The day ended with our granddaughter reading Go Dog Go, one of our favorite children’s book, to Larry while sitting on his lap on a rocking chair in her bedroom. Behind them, the window gave us a view the sun set in the aspen tree. 

As we finish our time in the mountains, Larry and I  have also been able to connect with the friends and extended “mishpacha” (family) that we had not seen since August2019. We took in outdoor lunches and evening concerts with dear friends from North Carolina. We celebrated our granddaughter’s birthday with Sam’s family by riding the Georgetown Railroad, eating lunch along side Clear Creek, and singing “Happy Birthday” over cupcakes and a candle-that-refused-to-stay-lit in a breezy park. After two full years, we are again finding our Colorado rhythm. 
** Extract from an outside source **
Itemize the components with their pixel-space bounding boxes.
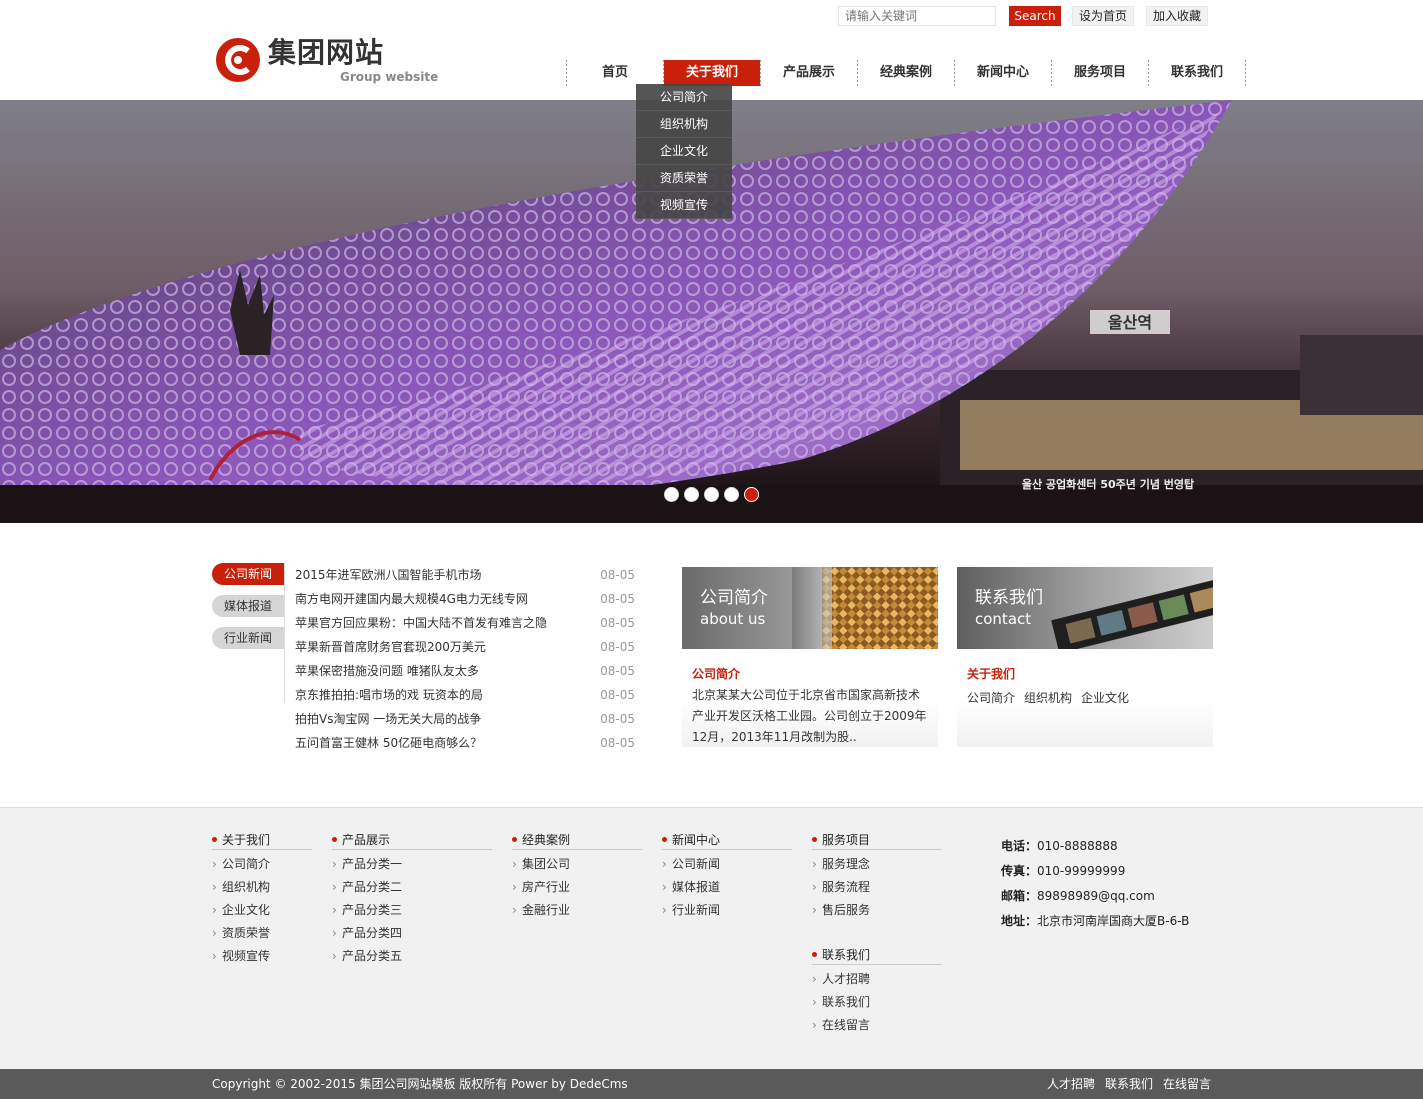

Mann Tracht, Un Gott Lacht is an old Yiddish expression meaning man plans and God laughs. Recent events have shown us how unpredictable life can be, whether exemplified in a terrible pandemic that has lasted for months or a catastrophic building collapse that happened in seconds. On a personal level, these past eight weeks of my reconnecting with family and friends has made me  realize how much I  have missed, how much time I have lost, and how important it is to never take what I cherish for granted.